Al día siguiente se vieron. El chúntaro Andrés, con una mascada a la cabeza, un pantalón cuatro tallas más grande y fajado a media asta (a media verga, pues) metido en un camisón de futbol americano hasta las rodillas con el número 76 en pecho y espalda, tatuajes tan malhechotes que ni vale aludir, visibles en brazos y cuello, tres arracadas en cada oreja más una en la nariz y otra en la ceja más su penacho de loco en la calabaza, henchido, le dijo: “Tons qué, mamacita, ¿vámosle dando? Déjame fonear al vetarro”. Y sacó de la cintura teléfono celular, cómo no, si tenía su morra chingándole duro en la maquila para apoquinar con él, para que se diera sus gustos y ella el lujo de tenerlo de macho para echárselo (como si fuera su perro) a cualquiera que no le fuese simpático y también, por qué chingaos no, para que de repente hasta a ella le metiera sus bofetones que así es el macho, como todos y más bien todas lo saben.
–Tamos listos, jefe, la morrita dice que estaría bien un refine, dos que tres alcoholes, cualquier danza en un bonito antro; ah, pero que no hay compromiso, ya sabe, jefe, como son estas huerquillas –oyó Valeria al chúntaro loco. Lo vio guiñarle un ojo y, sonriente, el bato le mostró el pulgar señalando al cielo–. Cómo no, patrón, allí mero lo aguantamos. –Cortó comunicación y guardó el aparato–. Ya se hizo, mi reina, ‘orita va a ver lo que es el que sí es. Vamos al Gozcioso
–¿Al Gozcioso?, no manches.
–Ssssht, chiquita, ¿no le digo?, arrejúntese con su acá...
El Gozcioso es el antro más popular de la ciudad, grandote, vulgarzón, aplebeyado y hasta televisivo, el sitio más afamado para los ligues, para beber, para bailar y también para comer, pues cuenta con las sendas secciones, una más de las cuales no es para jóvenes ligadores, sino para viejos consumidores de sexoservicios: teiboldans, pornovideos y servicios sexuales tanto menores y secundarios como completos y especializados. Además, este antro de antros es motivo de presunción entre la runfla más aplebeyada.
Llegaron al Gozcioso Sección Restaurante y Andrés se dirigió, con altanería retadora, agravada por su cholo-chúntaro aspecto, al casi elegante capitán de meseros:
–A ver mi cabroncito, póngame en la mejor mesa, que traigo una reina. Tenemos reservación. Para el señor Sangre, ¿sabes quién es?
El mesero se detuvo, lo miró con desprecio mal reprimido. El chúntaro Andrés era casi un andrajoso, tatuajes y argollas lo hacían abominación para la gente de bien. Pero, en este antro, como en cualquier otro, aunque en especial en el Gozcioso, “Donde se trocan ocios por gozos”, nada manda tanto ni mejor que el dinero y quien lo (a)porta, como el señor don Segismundo Sangre más que bien conocido en el múltiple antro. Y el mesero los condujo a una mesa de terraza.

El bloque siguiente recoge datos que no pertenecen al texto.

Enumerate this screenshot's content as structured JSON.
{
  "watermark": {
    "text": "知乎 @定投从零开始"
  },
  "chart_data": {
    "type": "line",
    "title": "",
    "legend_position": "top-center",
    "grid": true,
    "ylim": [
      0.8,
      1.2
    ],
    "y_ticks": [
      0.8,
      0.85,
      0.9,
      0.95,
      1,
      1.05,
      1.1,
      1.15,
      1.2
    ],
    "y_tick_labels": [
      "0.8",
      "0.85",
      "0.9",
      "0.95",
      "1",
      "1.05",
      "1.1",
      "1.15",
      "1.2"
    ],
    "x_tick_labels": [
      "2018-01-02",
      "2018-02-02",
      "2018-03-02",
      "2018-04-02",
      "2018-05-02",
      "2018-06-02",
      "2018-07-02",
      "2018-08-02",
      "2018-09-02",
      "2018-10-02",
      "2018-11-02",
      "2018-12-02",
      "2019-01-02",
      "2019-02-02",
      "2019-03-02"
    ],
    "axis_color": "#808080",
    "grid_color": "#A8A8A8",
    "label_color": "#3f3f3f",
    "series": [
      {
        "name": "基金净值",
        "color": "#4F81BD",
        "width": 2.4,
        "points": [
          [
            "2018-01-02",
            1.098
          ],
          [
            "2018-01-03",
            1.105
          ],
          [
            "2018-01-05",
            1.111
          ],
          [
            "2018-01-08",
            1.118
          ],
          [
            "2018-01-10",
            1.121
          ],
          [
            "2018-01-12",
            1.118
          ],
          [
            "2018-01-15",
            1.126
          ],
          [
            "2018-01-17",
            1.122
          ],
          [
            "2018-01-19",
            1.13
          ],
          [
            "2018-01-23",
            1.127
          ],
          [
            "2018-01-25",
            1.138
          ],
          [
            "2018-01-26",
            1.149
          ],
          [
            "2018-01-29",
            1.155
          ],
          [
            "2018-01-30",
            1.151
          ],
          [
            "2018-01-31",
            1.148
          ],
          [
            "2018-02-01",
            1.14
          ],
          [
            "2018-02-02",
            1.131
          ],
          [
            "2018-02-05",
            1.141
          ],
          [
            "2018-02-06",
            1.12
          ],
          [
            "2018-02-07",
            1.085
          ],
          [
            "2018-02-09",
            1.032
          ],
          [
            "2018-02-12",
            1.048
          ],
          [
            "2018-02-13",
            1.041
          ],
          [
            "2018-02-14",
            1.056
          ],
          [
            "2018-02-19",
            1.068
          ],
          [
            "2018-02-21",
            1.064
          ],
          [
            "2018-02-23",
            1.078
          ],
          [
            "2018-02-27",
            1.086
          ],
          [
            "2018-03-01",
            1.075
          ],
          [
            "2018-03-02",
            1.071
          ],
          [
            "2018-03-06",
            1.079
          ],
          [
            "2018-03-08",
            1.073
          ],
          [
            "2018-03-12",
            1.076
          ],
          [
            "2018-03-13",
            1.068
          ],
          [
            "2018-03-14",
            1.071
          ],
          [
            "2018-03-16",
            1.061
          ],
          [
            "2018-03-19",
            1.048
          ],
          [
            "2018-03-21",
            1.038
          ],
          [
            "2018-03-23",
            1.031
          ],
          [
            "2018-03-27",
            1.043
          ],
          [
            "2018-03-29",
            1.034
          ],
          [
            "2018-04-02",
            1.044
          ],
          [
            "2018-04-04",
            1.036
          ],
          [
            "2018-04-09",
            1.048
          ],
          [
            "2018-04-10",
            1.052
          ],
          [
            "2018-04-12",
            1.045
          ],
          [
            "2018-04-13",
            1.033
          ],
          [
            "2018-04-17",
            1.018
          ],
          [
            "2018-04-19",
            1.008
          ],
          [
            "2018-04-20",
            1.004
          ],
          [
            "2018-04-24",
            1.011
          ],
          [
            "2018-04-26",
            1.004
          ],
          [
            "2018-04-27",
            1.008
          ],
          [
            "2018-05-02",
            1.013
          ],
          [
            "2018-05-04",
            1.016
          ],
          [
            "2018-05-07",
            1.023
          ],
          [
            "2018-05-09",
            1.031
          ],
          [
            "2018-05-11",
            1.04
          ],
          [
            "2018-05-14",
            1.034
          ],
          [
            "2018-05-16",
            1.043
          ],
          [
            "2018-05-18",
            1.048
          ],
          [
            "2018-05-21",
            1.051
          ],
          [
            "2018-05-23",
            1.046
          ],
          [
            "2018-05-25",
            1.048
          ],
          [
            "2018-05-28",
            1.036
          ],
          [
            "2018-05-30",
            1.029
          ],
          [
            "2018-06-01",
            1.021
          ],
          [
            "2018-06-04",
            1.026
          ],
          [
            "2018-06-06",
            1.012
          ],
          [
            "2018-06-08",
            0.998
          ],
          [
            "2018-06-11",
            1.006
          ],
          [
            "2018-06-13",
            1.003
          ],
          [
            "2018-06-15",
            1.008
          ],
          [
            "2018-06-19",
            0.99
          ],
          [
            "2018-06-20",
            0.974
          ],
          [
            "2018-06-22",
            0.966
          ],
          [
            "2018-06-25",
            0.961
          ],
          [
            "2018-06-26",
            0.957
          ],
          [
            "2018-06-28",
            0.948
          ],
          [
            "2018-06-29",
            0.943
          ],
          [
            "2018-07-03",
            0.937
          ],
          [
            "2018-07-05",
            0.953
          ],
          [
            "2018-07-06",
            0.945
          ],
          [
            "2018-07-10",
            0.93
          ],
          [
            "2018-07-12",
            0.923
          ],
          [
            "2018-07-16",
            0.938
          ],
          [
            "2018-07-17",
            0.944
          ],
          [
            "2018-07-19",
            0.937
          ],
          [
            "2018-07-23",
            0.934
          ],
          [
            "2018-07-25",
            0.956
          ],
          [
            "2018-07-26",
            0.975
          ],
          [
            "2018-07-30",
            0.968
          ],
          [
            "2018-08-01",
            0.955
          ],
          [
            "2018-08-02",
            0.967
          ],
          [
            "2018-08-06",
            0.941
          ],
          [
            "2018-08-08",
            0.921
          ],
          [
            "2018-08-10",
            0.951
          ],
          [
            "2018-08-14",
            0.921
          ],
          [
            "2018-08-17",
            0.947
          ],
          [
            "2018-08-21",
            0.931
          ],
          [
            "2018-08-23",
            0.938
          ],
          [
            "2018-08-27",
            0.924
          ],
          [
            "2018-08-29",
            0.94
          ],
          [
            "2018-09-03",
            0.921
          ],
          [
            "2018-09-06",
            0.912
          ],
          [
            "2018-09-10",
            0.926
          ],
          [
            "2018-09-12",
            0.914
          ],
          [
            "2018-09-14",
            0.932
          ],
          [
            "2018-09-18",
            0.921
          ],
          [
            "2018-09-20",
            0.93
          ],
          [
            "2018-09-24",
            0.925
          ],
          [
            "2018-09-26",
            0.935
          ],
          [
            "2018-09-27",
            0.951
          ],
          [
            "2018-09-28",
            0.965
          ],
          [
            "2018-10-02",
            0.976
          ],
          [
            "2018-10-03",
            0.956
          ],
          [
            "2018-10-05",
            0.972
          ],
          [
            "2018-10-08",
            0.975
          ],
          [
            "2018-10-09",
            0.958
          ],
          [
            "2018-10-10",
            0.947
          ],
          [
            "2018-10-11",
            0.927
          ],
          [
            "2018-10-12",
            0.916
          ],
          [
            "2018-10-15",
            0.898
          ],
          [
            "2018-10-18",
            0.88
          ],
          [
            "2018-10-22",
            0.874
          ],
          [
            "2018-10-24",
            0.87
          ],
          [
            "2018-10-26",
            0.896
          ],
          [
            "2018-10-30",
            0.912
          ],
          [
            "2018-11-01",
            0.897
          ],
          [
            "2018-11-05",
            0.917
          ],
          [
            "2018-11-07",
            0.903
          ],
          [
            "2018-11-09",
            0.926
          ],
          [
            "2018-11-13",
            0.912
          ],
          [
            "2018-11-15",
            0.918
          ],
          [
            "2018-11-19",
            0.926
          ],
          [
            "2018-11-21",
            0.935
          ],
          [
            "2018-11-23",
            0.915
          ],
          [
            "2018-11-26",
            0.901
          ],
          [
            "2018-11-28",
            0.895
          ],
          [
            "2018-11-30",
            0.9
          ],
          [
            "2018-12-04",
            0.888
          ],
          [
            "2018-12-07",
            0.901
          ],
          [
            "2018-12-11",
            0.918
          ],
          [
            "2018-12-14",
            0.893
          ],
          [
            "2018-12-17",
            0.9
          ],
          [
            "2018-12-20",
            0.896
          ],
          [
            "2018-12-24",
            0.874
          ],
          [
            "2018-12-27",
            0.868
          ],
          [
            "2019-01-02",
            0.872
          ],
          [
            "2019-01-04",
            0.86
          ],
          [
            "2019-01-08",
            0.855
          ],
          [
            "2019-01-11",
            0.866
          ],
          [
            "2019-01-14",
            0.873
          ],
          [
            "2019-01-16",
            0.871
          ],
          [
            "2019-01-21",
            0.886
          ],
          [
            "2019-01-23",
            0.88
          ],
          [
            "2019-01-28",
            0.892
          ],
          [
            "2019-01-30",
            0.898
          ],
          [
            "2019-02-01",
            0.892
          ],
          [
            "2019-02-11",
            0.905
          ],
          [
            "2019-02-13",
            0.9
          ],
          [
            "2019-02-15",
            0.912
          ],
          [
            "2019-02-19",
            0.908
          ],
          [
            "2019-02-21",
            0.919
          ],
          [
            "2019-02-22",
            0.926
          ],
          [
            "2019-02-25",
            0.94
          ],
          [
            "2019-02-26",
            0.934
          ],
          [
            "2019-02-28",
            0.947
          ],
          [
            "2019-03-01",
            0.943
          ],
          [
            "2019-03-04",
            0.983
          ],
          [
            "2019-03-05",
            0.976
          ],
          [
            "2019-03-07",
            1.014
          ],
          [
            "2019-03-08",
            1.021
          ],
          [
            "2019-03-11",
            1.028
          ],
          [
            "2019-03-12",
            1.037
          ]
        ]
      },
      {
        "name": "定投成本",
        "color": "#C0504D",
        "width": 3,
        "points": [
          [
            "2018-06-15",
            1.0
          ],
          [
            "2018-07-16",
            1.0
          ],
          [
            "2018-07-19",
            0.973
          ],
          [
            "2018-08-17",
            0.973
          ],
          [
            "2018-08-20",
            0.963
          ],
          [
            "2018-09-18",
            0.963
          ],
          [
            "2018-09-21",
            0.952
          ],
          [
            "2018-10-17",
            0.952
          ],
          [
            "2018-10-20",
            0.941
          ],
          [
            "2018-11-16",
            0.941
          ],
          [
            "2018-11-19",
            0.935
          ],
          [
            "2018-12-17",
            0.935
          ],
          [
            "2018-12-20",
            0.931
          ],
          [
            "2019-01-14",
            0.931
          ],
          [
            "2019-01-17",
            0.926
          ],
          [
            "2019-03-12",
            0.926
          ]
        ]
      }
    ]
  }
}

–Mira, muchacho, tráeme tres tequilas dobles, ¿va?, y un chingo de botana, de lo que tengas pero mejor si viene con carne y unos marlboro cien, gringos, rojos. ¿Y tú, chiquita, qué le pedirás al mesas?
–Una cerveza, por favor, Negra Modelo…
(–¿Quién es la inmundicia que viene con la muñeca? –Sentados a pocos metros, en un discreto reservado, un hombre viejo y casi ya lastimoso, el así llamado señor Sangre, inquiría a su ayudante mientras espiaban a la muchacha esperada.
(–Yonqui, muertodehambre, raterillo. Colaborador involuntario.
(–No me gusta esa mierda…
(–Deshacerse de él es tan sencillo como darle una dosis, o se puede hasta hacerlo voluntario.
(–No me gusta el trozo de cagada.
(–Ese güey no vale nada y lo más fácil es deshacerse de él o incorporarlo. Ya después se lo echamos a las bestias. Pero la muñeca es un pimpollo.
(–Está media desnutrida, ¿no?
(–Mmmm, bueno, no se crea, jefe. Las viejas más chulas ahora son así, flacas y trompudillas, como ésta. Pero tiene que verla bien, es una diosa la putita ésta.
(–No, no me convence, no lo suficiente como para soportar al animal que trae con ella. Ve cuánto traga el muertodehambre. Ahí déjalos, que pague el hijo de la chingada.
(–Hijo de la chingada. Pero está bien, jefe, la chiquita, véala, vale eso y mil más).
El destino de Valeria se selló, como se sella todo destino, por una casualidad. Ella se levantó de la mesa, fue al sanitario de damas y en el tránsito se hizo ver –sin saberlo– en su esplendor por los dos hombres que los observaban. Valeria hubiera conquistado a cualquier representante macho y viripotente del humano género con su fresca belleza. Igual que lo hubiera hecho cualquier muchacha con esa misma fragancia y de raza cualquiera. Ella no era para adornar portadas de revista frívola, pues tales bellezas son artificiales. Valeria era una belleza de las que abundan y pasan sin ser notadas por la copiosa estupidez que prefiere las falsedades que se venden en revistas y pantallas varias. Era una belleza para conocedores.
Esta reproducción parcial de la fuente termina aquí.